McIlroy declared LIV Golf "dead in the water" when Mickelson made his controversial comments about the "scary" Saudi regime in February, which was quickly followed by statements of support for the PGA Tour from the likes of Johnson and Bryson DeChambeau, who have subsequently done a U-turn and signed up to the new circuit.

McIlroy admitted his biggest mistake was believing those players would be true to their word.

"I guess I took a lot of players' statements at face value," McIlroy said. "I guess that's what I got wrong.

"You had people committed to the PGA TOUR, and that's the statements that were put out. People went back on that, so I guess I took them for face value. I took them at their word, and I was wrong."

Asked if he'd lost respect for Mickelson, he said: "As a golfer? No. He won a major championship 13 months ago, probably one of the crowning achievements of his career and one of the most impressive achievements in the history of the game of golf. As a golfer, I have the utmost respect for Phil.

"I've been disappointed with how he has gone about what he has done, but I think he has come back and shown some remorse about how he has handled some things, so I think he has learned from that.

"Who am I to sit up here and give Phil a lesson on how to do things? He has had a wonderful career. He is his own man. He is a great addition to the field this week. Am I disappointed he has taken the route that he has taken? I am, but I still respect him tremendously."

McIlroy declared his satisfaction at winning his 21st PGA Tour title in Toronto and overtaking LIV Golf CEO Greg Norman, who has 20 wins in the US.
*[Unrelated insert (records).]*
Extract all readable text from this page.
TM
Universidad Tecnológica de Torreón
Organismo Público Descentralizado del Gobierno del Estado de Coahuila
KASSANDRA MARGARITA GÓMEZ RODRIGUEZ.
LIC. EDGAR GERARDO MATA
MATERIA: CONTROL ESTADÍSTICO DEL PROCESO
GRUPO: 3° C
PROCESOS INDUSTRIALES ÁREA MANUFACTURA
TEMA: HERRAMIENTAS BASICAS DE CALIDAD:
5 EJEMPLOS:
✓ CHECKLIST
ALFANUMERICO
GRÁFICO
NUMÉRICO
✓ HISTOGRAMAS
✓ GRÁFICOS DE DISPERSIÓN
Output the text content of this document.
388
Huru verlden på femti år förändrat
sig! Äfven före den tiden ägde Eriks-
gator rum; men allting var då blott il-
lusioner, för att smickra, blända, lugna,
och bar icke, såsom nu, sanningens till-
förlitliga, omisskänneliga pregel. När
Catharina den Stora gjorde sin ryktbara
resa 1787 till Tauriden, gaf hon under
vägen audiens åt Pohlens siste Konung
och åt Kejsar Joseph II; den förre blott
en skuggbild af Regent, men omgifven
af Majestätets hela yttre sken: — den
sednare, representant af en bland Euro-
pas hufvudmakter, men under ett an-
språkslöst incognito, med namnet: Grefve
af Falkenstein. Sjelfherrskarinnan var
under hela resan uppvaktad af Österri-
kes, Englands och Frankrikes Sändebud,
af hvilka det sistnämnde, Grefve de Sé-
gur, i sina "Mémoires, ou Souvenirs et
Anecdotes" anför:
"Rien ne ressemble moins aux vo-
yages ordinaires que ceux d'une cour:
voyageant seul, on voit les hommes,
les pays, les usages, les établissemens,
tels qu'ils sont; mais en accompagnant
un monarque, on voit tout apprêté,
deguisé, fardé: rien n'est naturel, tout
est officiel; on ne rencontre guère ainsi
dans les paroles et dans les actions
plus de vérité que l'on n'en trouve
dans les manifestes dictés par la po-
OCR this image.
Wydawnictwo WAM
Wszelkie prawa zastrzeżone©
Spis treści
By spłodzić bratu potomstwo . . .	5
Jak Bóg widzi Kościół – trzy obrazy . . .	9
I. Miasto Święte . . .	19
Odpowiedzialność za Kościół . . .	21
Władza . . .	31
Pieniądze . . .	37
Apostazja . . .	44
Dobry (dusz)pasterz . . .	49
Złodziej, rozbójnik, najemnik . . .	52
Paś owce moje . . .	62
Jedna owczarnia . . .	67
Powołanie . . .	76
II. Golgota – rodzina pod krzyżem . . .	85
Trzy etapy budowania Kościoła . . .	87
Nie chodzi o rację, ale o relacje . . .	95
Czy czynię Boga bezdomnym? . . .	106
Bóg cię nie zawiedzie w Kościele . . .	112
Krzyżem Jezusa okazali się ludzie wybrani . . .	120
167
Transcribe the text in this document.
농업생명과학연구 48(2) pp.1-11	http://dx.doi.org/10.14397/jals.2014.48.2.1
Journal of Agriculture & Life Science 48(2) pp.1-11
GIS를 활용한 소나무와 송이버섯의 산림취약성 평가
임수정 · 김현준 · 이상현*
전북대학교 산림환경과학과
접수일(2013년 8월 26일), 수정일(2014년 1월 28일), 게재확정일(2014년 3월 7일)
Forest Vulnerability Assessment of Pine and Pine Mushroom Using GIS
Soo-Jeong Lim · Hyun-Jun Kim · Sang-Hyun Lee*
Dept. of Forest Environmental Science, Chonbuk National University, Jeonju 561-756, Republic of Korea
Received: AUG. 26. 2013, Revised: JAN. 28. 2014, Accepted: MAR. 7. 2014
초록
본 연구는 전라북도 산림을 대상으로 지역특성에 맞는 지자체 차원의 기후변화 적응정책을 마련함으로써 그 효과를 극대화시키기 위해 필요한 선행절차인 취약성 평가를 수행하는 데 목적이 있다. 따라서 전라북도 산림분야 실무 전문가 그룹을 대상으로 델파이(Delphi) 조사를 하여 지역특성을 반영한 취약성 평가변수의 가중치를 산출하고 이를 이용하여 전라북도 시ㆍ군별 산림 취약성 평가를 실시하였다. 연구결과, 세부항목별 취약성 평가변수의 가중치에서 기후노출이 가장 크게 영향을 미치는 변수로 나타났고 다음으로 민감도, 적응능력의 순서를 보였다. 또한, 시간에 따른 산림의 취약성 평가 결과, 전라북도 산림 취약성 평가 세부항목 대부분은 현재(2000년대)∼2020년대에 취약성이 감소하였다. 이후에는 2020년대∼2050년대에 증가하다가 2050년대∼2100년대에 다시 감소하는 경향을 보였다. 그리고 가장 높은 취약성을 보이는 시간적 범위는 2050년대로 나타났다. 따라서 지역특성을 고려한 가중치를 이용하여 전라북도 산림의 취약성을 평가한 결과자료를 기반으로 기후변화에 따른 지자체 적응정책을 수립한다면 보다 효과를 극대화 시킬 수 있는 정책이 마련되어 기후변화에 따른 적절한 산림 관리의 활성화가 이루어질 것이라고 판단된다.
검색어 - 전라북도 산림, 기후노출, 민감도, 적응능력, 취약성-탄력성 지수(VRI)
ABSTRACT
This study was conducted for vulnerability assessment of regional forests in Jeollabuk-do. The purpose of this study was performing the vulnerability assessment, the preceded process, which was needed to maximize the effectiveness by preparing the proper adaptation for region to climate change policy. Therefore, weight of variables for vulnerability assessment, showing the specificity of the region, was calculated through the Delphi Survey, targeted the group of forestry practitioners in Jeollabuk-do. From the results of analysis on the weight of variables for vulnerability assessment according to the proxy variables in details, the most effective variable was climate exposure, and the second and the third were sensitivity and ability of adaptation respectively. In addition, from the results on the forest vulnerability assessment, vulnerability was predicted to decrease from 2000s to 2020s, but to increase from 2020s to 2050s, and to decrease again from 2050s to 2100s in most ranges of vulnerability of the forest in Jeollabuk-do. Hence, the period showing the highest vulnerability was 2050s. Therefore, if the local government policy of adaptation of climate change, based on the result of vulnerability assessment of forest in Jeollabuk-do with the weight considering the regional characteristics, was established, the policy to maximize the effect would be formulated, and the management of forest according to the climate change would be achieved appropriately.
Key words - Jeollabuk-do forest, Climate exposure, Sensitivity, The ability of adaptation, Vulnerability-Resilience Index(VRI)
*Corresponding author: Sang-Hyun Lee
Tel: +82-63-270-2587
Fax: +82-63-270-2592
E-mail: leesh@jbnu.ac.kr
Describing the ongoing controversy as the "cloud that's hanging over golf at the minute", he took the opportunity to reiterate his belief that the LIV Golf Series is about nothing more than money.

"Look at those crowds on Sunday in Canada; LIV is never going to have that,” he told RTE’s Greg Allen. "Last week meant something; what they're doing over there doesn't really mean anything apart from collecting a ton of money.

"I'm really proud of the show that we put on last week — me, JT and Tony, we've all played great. I've talked about this before, but it's the competitive integrity we've got out there.

"You were up against the best. You need to bring the best out of yourself and that's what makes you so proud.

"The fact that I went up against JT, who is arguably going to be one of the best players of our generation and to be able to come out on top like that, that's competition and that's what makes you proud. When you left the trophy at the end of the day."

As for his hopes of contending for that elusive fifth major, he's upbeat.

"I hope so. The game is good," he said. "I'm in a good place with everything, so it's just a matter of not getting in my own way and overthinking it, going out and trusting my ability and if I do that, I will produce the golf that I want to.”